News » All News » Three-state Cooperation needed to ratchet down Wolf Issue
Three-state Cooperation needed to ratchet down Wolf Issue
January 17, 2011
The article to follow talks about wolf depredation recently of livestock, and the article does point out that such action is normally the result of a lone wolf, or perhaps two that have joined up after being dispersed from their pack. Ed Bangs(Head of wolf recovery for FWS), rightfully points out that wolves prefer to be in wooded and mountainous areas that are not human populated areas. In fact wolves go to great lengths to steer clear of humans.
It also has always concerned me that many depredations on livestock are blamed on wolves when they are actually committed by other predators, including bears, lions, and wild dogs. If a wolf is seen on a domestic animal carcass one has to remember that wolves are also scavengers, and if they happen across a kill, they would of course then feed . This is certainly not to say that wolves are never responsible for killing livestock.
While the article mentions that three states need to create a comprehensive wolf management plan in the northern Rockies, Montana has broken such tradition and is presently trying to remove wolves from the ESA in Montana at present. Efforts of wildlife advocacy groups are at the same time trying to reinforce ESA sanctions for wolves, and are urging members of the Senate and Congress to protect wolves from such bills as it would certainly create a widespread slaughter of this apex predator, and most certainly have a dramatic negative impact on their future survival in the wild. ~wolfwatcher~
Read the article…
It was inevitable that gray wolves would eventually turn up out here on the prairie, and this week we learned that they had, indeed.
Their calling card was a string of livestock depredations — a couple of yearling calves injured by three wolves southeast of Lewistown in Fergus County, and 27 sheep killed in Cascade County south of Ulm.
Especially in the absence of legal hunting of them, wolves are spreading into previously unoccupied areas in search of food and, almost certainly, other wolves.

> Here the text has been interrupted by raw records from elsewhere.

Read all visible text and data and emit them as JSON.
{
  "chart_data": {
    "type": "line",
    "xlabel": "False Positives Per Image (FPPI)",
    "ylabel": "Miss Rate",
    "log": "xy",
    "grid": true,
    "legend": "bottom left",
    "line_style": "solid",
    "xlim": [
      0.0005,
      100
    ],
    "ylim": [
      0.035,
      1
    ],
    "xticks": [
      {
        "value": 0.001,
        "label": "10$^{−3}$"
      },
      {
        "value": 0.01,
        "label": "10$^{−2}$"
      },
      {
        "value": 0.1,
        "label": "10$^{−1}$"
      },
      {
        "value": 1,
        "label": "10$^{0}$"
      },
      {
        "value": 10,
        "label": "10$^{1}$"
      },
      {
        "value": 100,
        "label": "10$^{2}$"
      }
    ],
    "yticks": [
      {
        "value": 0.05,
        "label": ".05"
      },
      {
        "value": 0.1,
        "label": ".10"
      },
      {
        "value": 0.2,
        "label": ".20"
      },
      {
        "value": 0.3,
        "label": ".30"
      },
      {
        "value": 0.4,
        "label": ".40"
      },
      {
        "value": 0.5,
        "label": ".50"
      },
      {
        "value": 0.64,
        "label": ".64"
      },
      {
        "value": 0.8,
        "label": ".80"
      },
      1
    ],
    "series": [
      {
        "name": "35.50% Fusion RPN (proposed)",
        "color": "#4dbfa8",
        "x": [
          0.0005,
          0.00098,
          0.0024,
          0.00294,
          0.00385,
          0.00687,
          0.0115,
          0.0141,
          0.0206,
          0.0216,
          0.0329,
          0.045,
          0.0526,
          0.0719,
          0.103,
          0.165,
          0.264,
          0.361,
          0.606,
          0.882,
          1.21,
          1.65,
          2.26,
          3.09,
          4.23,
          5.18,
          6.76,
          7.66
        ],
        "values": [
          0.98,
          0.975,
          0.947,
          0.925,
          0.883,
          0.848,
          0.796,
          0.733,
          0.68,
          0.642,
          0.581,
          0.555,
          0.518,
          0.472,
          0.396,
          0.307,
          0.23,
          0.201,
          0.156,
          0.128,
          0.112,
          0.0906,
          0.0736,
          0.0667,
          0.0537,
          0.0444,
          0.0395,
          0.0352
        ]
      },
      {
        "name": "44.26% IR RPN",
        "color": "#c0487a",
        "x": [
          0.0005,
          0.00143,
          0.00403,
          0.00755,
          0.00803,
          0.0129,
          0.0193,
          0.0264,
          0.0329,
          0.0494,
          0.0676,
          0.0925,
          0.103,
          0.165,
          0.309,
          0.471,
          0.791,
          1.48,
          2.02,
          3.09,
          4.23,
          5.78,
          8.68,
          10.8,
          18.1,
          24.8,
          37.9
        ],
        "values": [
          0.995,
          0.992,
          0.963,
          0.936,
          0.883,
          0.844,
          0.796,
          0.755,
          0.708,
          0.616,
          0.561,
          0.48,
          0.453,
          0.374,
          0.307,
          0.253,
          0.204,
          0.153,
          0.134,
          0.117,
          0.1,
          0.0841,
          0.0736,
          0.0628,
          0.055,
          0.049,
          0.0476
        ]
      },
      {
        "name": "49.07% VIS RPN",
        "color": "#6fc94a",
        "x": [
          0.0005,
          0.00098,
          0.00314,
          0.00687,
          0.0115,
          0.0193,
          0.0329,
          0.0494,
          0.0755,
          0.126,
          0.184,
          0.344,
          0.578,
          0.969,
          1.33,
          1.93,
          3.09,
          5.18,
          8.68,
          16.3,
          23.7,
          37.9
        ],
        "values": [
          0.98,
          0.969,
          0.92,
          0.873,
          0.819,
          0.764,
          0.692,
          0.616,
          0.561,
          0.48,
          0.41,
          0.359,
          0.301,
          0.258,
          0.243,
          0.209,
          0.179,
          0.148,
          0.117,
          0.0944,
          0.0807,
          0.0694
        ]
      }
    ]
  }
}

Montana is believed to be home to more than 400 of the critters, up from approximately zero a couple of decades ago.
Their reintroduction into the Yellowstone National Park ecosystem was controversial when it began, and it has continued to be controversial as their numbers increased and the packs fanned out across the Northern Rockies and, now, onto the adjacent plains.
The numbers were sufficient to the point that the U.S. Fish and Wildlife Service in May 2009 removed wolves from the endangered list, turning management of them over to the three states — Montana, Idaho and Wyoming.
Because the states had significantly different plans for managing the animals — including different standards and quotas for hunting them — a federal judge last summer restored their endangered species status, much to the chagrin of livestock operators in the region.
Wolf experts say the prairie depredations are likely to be the actions of individual or small groupings of wolves rather than by entire packs.
Lone wolves travel incredible distances, said Ed Bangs, head of wolf recovery for FWS, and they sometimes join up with other singles in the course of their travels.
“That’s probably what’s going on,” he said. “Wolf dispersal peaks right about now.”
The animals prefer forested, mountainous and relatively uninhabited areas and have never persisted in open areas of private land that’s intensively used for livestock, he said.
All the same, like the grizzly bears that have wandered as far from the mountains as Loma north of Great Falls, wolves now are among our “neighbors” in Missouri River Country.
By their nature, wolves inflame emotions and fears.
The Legislature has before it a resolution urging Congress to take wolves off the endangered list.
But it’s not that simple. What’s needed is for the three states (read it: Wyoming) to agree to adequate, cooperative management plans so wolves can be removed from the endangered list without involving the courts.
At that point, wolves can be managed like any other wildlife and the controversy can be ratcheted down.